The next day, I sat down on my back porch with my ukulele and strummed out the beginning chords. And the words and melody just flowed out. I recorded it in an app on my phone. And then I forgot about it!
Fast forward to 2020, when I started discussing making a new album with Mary Bragg. I had a list of ten songs that I wanted to record and sent them to her. She then asked if I would go through and scour all the things I'd ever written, whether complete or partial. That's when I stumbled back upon my scratch recording of "Farewell." I sent it, along with many other little audio clips, to Mary. She recommended we include it on the new record.
Recording "Farewell" in the studio brought the little song back to life. It was a collaborative effort with Ben Garnett on guitars, Lex Price on bass, Bryan Owings on drums, and Mary at the board. I loved that we kept its slow lilt. It feels like walking home from a friend's house at twilight. Its hymn-like structure remained intact, but now with the subtle stylings of the electric guitar and steady shuffle of the drums, new breath filled the song space. However, this was only the beginning of this song's journey.
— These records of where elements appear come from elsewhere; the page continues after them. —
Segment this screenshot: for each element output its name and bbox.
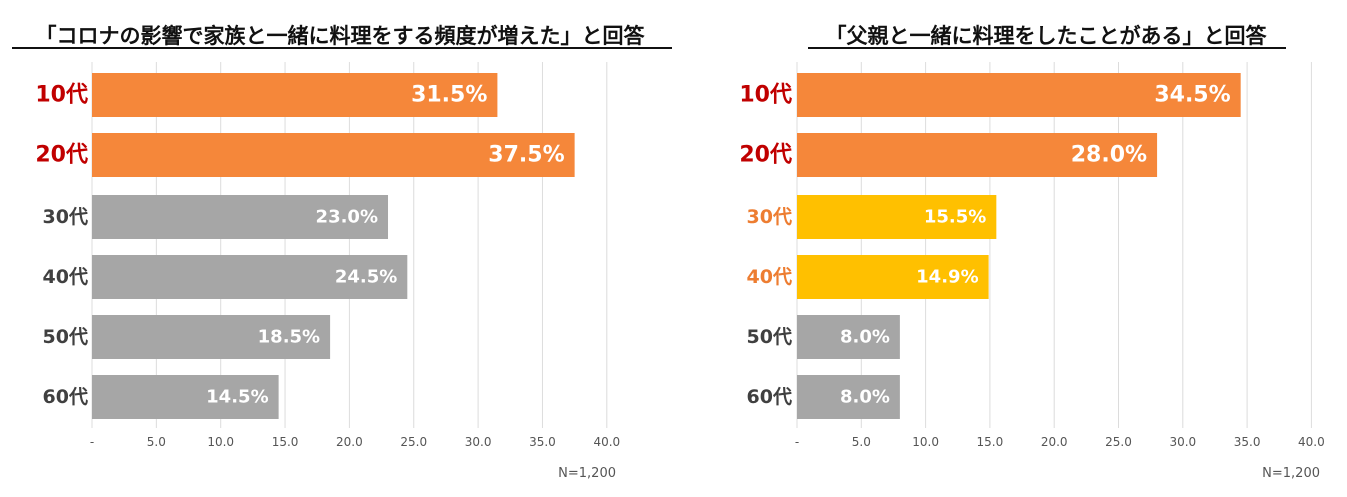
- category-label: 50代: [747, 326, 792, 348]
- x-tick-label: 30.0: [1169, 435, 1196, 449]
- chart-2: 「父親と一緒に料理をしたことがある」と回答 - 5.0 10.0 15.0 20.0 25.…: [739, 24, 1324, 481]
- bar: [92, 315, 331, 359]
- category-label: 10代: [739, 83, 792, 108]
- category-label: 40代: [43, 266, 88, 288]
- bar: [797, 255, 989, 299]
- x-tick-label: 25.0: [400, 435, 427, 449]
- x-tick-label: 25.0: [1105, 435, 1132, 449]
- bar-value-label: 28.0%: [1071, 143, 1147, 168]
- bar: [92, 73, 498, 117]
- x-tick-label: 35.0: [1234, 435, 1261, 449]
- bar: [797, 315, 900, 359]
- x-tick-label: 15.0: [977, 435, 1004, 449]
- chart-1: 「コロナの影響で家族と一緒に料理をする頻度が増えた」と回答 - 5.0 10.0 15.…: [12, 24, 672, 481]
- x-tick-label: 30.0: [465, 435, 492, 449]
- bar: [92, 133, 575, 177]
- bar: [92, 195, 389, 239]
- bar: [797, 195, 997, 239]
- x-tick-label: 40.0: [593, 435, 620, 449]
- x-tick-label: 5.0: [852, 435, 871, 449]
- x-tick-label: 35.0: [529, 435, 556, 449]
- bar: [797, 375, 900, 419]
- category-label: 50代: [43, 326, 88, 348]
- category-label: 30代: [43, 206, 88, 228]
- chart-title: 「コロナの影響で家族と一緒に料理をする頻度が増えた」と回答: [36, 24, 646, 48]
- x-tick-label: 10.0: [207, 435, 234, 449]
- bar-value-label: 34.5%: [1154, 83, 1230, 108]
- bar-value-label: 8.0%: [840, 327, 890, 348]
- category-label: 30代: [747, 206, 792, 228]
- bar: [797, 133, 1158, 177]
- category-label: 10代: [35, 83, 88, 108]
- x-tick-label: 15.0: [272, 435, 299, 449]
- x-tick-label: 5.0: [147, 435, 166, 449]
- bar-value-label: 24.5%: [335, 267, 397, 288]
- bar-value-label: 14.5%: [206, 387, 268, 408]
- sample-size-note: N=1,200: [1262, 466, 1320, 481]
- category-label: 60代: [747, 386, 792, 408]
- category-label: 40代: [747, 266, 792, 288]
- sample-size-note: N=1,200: [558, 466, 616, 481]
- bar-value-label: 23.0%: [316, 207, 378, 228]
- category-label: 20代: [35, 143, 88, 168]
- bar-value-label: 14.9%: [916, 267, 978, 288]
- bar: [797, 73, 1241, 117]
- bar-value-label: 31.5%: [411, 83, 487, 108]
- bar-value-label: 37.5%: [488, 143, 564, 168]
- x-tick-label: 20.0: [336, 435, 363, 449]
- x-tick-label: 10.0: [912, 435, 939, 449]
- bar: [92, 375, 279, 419]
- category-label: 60代: [43, 386, 88, 408]
- bar-value-label: 8.0%: [840, 387, 890, 408]
- x-tick-label: 40.0: [1298, 435, 1325, 449]
- bar: [92, 255, 408, 299]
- x-tick-label: -: [90, 435, 94, 449]
- category-label: 20代: [739, 143, 792, 168]
- x-tick-label: 20.0: [1041, 435, 1068, 449]
- bar-value-label: 18.5%: [258, 327, 320, 348]
- chart-title: 「父親と一緒に料理をしたことがある」と回答: [826, 24, 1268, 48]
- bar-value-label: 15.5%: [924, 207, 986, 228]
- x-tick-label: -: [795, 435, 799, 449]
Months after recording the record in Nashville, a friend of mine lost his father. His dad, Mr. Camper, had been one of my biggest fans. He was a member of our church and every Sunday would tearfully thank me for sharing my voice. He was one of the sweetest men. My friend was telling me about going through his father's belongings and finding a copy of my first EP on his kitchen table. I was humbled that Mr. Camper liked my music so much. It was then that he asked me to sing at the Celebration of Life service. There were a few worship songs that were very meaningful to Mr. Camper, and so I quickly agreed to sing those. But when his son asked if there was an original song of mine that I could sing, I was a little lost. Most of my songs are not appropriate for a funeral. Yet, he insisted that his dad loved my original music and that it would be meaningful to do at least one. "Farewell" came to mind.
As I practiced the song again on my back porch, now with this man in mind, all the lyrics took on a new and more profound meaning. Saying goodbye to an audience at the end of a concert is one thing, but saying goodbye to a sweet man from this earth is another. Now I wasn't just singing about the end of a day, but about the end of a life. I wasn't singing of a hopeful reunion when the morning rises, but a hopeful reunion in a place beyond our earthly home. The lines: "I don't know how to end / To follow the sun, behind earth bend again," became almost unbearable to sing. The song became incredibly impactful for me, and I couldn't imagine it still being buried deep in my phone app.
We closed the service with "Farewell." It was a simple, and meek, rendition with just me and my uke, the way it was first written on my back porch. I will never sing this song the same way. It will forever remind me of Mr. Camper, of my own temporal life, and the living, breathing nature of a song.